Spiega D’Alessandro: «Ho tenuto a ricordare in un momento di passaggio queste tre azioni in particolare, perché raccontano più di molti ragionamenti ed opinioni quanto impegno, dedizione, “angosce e speranze”, esperienze vissute e visioni concrete permeano il tempo di attesa che ha preceduto questa nomina. Insieme a chi ha ha scelto di esporsi e prodigarsi dal basso, è giusto ricordare anche tutte le persone, quei preti, quei religiosi, quelle laiche e laici che non hanno voluto o potuto esporsi per proteggere spazi ecclesiali vitali, differenti, sperimentali, i quali solo così arrivano vivi e vegeti alle soglie di una nuova stagione».
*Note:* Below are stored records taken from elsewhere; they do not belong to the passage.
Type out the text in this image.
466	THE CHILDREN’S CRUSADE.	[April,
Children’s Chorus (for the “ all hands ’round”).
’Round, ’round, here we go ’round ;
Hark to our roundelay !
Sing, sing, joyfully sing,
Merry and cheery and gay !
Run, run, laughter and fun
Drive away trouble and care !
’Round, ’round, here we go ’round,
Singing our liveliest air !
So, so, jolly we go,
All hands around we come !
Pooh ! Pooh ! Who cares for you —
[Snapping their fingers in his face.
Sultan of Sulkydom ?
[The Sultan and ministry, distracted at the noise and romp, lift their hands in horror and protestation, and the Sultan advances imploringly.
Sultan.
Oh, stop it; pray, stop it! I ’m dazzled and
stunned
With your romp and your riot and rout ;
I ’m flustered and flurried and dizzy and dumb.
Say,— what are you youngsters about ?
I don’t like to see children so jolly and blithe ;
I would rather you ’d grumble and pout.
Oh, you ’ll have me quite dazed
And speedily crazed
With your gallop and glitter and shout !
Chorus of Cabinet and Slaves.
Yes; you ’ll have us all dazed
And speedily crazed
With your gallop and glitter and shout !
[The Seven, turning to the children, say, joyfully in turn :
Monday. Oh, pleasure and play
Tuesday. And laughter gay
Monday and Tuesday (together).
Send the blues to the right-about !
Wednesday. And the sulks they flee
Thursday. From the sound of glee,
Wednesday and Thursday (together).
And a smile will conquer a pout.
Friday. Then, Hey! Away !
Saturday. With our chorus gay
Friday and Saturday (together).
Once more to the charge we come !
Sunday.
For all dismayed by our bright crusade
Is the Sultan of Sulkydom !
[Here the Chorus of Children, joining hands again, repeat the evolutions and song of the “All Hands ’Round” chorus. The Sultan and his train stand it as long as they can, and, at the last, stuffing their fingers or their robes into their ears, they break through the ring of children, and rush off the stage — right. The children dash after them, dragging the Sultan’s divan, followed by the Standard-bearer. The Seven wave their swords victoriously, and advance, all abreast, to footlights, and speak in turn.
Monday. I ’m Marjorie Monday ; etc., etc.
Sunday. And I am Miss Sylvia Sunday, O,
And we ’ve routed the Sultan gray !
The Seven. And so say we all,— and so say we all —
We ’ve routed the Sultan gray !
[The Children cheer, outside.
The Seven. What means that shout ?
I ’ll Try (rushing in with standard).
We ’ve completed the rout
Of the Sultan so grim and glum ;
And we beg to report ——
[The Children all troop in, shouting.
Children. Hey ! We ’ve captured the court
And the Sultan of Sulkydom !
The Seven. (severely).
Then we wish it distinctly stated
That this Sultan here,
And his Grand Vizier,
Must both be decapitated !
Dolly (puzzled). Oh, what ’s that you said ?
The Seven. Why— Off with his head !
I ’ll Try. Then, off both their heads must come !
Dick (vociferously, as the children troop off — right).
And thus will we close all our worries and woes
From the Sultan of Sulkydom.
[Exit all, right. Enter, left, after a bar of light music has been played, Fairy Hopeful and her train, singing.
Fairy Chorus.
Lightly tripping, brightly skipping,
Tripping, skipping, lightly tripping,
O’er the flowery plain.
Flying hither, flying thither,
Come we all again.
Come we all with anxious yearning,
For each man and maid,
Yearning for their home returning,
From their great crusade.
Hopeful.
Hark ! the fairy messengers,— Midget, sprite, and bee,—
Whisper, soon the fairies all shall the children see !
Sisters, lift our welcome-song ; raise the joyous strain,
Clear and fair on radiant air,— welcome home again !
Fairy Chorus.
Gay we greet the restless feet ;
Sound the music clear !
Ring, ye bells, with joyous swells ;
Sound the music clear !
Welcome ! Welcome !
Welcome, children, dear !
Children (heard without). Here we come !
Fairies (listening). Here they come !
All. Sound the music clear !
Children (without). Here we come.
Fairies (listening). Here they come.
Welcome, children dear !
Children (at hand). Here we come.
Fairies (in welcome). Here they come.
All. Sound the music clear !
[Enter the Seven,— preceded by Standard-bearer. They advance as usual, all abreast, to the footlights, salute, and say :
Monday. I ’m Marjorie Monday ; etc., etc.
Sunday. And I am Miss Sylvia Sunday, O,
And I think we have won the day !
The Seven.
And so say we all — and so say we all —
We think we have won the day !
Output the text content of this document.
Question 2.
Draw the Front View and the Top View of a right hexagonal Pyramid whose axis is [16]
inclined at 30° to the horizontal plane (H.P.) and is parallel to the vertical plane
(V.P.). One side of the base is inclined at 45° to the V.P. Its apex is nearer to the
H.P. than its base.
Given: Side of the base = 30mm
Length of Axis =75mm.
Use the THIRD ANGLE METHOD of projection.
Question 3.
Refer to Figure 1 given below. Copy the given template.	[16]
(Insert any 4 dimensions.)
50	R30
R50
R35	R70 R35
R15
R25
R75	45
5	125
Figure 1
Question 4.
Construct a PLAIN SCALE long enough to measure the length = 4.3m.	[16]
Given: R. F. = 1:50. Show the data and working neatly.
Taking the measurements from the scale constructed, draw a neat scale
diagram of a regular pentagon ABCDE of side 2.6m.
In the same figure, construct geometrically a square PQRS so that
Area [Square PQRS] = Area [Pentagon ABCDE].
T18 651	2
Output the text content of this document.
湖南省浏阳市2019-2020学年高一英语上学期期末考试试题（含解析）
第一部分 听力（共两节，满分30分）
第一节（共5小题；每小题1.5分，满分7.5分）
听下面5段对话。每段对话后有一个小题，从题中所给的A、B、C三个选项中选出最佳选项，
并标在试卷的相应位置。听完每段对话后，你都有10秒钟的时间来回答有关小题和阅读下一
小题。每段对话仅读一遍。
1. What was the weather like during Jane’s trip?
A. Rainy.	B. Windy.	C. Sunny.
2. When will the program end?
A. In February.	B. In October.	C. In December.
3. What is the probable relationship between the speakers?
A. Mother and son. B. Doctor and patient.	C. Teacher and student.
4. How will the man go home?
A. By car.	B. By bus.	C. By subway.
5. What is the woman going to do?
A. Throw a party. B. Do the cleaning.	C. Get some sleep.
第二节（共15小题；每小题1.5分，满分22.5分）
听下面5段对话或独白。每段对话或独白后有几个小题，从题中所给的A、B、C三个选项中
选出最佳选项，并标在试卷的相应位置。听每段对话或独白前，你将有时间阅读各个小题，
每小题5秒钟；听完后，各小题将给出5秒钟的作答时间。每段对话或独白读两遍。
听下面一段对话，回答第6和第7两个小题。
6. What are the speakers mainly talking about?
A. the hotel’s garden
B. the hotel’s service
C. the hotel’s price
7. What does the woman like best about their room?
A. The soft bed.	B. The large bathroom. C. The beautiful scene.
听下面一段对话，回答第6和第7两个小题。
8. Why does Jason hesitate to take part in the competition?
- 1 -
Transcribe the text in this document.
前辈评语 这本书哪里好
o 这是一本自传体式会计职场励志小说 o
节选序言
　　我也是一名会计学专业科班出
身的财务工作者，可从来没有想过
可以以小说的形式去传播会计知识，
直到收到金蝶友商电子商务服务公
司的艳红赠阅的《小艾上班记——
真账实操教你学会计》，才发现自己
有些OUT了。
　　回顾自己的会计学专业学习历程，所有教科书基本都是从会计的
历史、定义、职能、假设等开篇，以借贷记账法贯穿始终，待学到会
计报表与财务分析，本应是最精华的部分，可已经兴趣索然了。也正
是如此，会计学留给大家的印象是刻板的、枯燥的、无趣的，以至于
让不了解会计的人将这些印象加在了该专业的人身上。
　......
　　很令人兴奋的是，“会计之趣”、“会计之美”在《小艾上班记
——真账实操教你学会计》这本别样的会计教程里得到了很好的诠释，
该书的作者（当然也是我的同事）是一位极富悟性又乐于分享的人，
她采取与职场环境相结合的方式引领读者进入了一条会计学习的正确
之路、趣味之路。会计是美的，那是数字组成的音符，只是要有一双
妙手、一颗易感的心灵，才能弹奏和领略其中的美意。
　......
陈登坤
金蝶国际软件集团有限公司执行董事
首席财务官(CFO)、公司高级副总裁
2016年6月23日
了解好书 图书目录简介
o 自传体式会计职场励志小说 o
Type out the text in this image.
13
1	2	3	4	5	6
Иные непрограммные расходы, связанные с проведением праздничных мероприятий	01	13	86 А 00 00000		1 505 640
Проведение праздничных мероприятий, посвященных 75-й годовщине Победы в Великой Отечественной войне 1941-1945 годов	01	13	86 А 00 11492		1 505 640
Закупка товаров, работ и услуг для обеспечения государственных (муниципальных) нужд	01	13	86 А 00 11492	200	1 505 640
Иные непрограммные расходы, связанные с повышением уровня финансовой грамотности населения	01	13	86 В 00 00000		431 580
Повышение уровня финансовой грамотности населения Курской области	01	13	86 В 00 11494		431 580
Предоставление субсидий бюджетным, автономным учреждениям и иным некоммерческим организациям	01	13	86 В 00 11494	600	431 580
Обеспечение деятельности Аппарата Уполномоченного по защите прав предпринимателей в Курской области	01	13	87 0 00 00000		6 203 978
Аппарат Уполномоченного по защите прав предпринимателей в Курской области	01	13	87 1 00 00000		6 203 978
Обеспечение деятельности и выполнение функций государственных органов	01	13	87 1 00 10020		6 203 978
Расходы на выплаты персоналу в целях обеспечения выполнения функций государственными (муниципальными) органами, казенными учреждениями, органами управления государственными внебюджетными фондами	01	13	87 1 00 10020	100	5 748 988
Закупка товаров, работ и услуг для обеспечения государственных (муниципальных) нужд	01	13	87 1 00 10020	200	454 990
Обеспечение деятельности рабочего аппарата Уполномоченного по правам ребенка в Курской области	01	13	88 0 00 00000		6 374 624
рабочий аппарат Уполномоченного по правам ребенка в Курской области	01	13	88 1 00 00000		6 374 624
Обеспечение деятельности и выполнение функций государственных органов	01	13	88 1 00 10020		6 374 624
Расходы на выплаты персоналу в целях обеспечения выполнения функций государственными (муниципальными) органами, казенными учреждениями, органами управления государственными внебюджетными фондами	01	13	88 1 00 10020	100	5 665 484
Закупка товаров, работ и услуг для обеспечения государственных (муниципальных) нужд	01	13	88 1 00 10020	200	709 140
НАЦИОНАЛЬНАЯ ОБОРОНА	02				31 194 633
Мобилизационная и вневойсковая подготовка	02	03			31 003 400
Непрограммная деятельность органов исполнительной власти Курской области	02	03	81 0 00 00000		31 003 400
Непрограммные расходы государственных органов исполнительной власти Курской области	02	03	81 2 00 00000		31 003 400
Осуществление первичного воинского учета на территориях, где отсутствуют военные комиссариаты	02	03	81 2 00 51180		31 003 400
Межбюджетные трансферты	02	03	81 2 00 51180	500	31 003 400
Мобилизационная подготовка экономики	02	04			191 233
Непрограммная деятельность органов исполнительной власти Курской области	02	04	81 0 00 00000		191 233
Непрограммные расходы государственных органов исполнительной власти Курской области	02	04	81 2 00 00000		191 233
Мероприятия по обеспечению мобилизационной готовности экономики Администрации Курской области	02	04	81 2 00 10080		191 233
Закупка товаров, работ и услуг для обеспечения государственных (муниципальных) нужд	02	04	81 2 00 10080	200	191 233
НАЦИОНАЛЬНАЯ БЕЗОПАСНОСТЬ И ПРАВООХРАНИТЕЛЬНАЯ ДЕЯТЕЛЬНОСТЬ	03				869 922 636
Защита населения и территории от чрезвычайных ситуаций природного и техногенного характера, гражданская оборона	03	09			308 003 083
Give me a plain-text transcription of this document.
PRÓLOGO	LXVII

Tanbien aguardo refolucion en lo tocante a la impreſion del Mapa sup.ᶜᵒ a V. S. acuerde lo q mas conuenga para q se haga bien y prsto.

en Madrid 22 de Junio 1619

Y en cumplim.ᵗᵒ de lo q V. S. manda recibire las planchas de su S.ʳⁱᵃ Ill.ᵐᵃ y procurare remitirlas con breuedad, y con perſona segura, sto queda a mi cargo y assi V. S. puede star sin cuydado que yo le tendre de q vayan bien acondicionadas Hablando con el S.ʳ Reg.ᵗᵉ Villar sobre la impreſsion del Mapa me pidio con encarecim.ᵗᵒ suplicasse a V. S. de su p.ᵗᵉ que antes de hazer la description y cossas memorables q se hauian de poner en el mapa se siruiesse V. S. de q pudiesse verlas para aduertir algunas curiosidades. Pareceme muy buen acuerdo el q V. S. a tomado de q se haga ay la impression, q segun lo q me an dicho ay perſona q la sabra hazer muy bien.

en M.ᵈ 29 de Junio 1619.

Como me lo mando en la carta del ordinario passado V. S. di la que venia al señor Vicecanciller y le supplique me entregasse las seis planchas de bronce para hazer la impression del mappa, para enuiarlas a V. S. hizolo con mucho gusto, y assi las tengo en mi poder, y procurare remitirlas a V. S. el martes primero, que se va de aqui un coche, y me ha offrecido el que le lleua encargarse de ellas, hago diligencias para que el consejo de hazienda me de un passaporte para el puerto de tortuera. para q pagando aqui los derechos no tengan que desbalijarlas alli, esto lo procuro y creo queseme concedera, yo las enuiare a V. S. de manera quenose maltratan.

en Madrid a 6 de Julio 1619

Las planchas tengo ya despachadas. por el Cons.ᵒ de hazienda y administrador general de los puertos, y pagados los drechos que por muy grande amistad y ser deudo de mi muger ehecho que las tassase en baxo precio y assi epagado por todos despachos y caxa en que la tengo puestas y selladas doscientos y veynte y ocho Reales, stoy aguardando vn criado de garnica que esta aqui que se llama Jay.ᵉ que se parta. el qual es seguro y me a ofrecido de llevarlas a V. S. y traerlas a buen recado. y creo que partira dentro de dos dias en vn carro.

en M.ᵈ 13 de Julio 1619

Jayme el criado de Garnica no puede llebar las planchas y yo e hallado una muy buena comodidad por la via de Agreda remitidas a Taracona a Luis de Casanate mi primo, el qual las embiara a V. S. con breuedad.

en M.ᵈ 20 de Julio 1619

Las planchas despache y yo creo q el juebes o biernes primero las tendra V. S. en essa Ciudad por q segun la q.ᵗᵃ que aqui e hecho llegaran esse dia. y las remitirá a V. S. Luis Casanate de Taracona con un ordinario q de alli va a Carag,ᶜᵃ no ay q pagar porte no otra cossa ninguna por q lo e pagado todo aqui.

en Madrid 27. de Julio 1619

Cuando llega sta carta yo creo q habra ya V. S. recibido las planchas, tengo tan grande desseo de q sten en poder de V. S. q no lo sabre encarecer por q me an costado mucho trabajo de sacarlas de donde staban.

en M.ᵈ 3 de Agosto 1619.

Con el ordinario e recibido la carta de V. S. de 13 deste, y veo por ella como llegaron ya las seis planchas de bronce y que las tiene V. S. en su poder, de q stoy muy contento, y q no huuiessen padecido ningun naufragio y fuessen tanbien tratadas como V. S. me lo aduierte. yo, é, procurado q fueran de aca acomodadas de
Ora inizia il vero lavoro di riforma, spiega l’autore, con la consapevolezza di una cultura che affonda le sue radici nella storia della diocesi e che non può essere cambiata in pochi mesi, neppure da un “supereroe”. Il cambiamento di Genova potrebbe essere un po’ come la riforma di Francesco, che fatica ad affermarsi a Roma perché incontra quotidianamente ostacoli e opposizioni. «Ora a Genova è tempo di guardare avanti – conclude Giacomo D’Alessandro – con le energie che sono rimaste e quelle che è possibile risvegliare, riappassionare, focalizzando le conversioni necessarie di cui ciascuno di noi ha bisogno per farsi “esistenza in uscita”, Buona Novella al centro delle grandi sfide del nostro tempo. Forse così, un passo alla volta, vino nuovo sarà versato in otri nuovi. E l’improvvisa, curiosa pennellata di colore a cui stiamo assistendo potrebbe presto trasformare ogni altro lascito soltanto in un ricordo».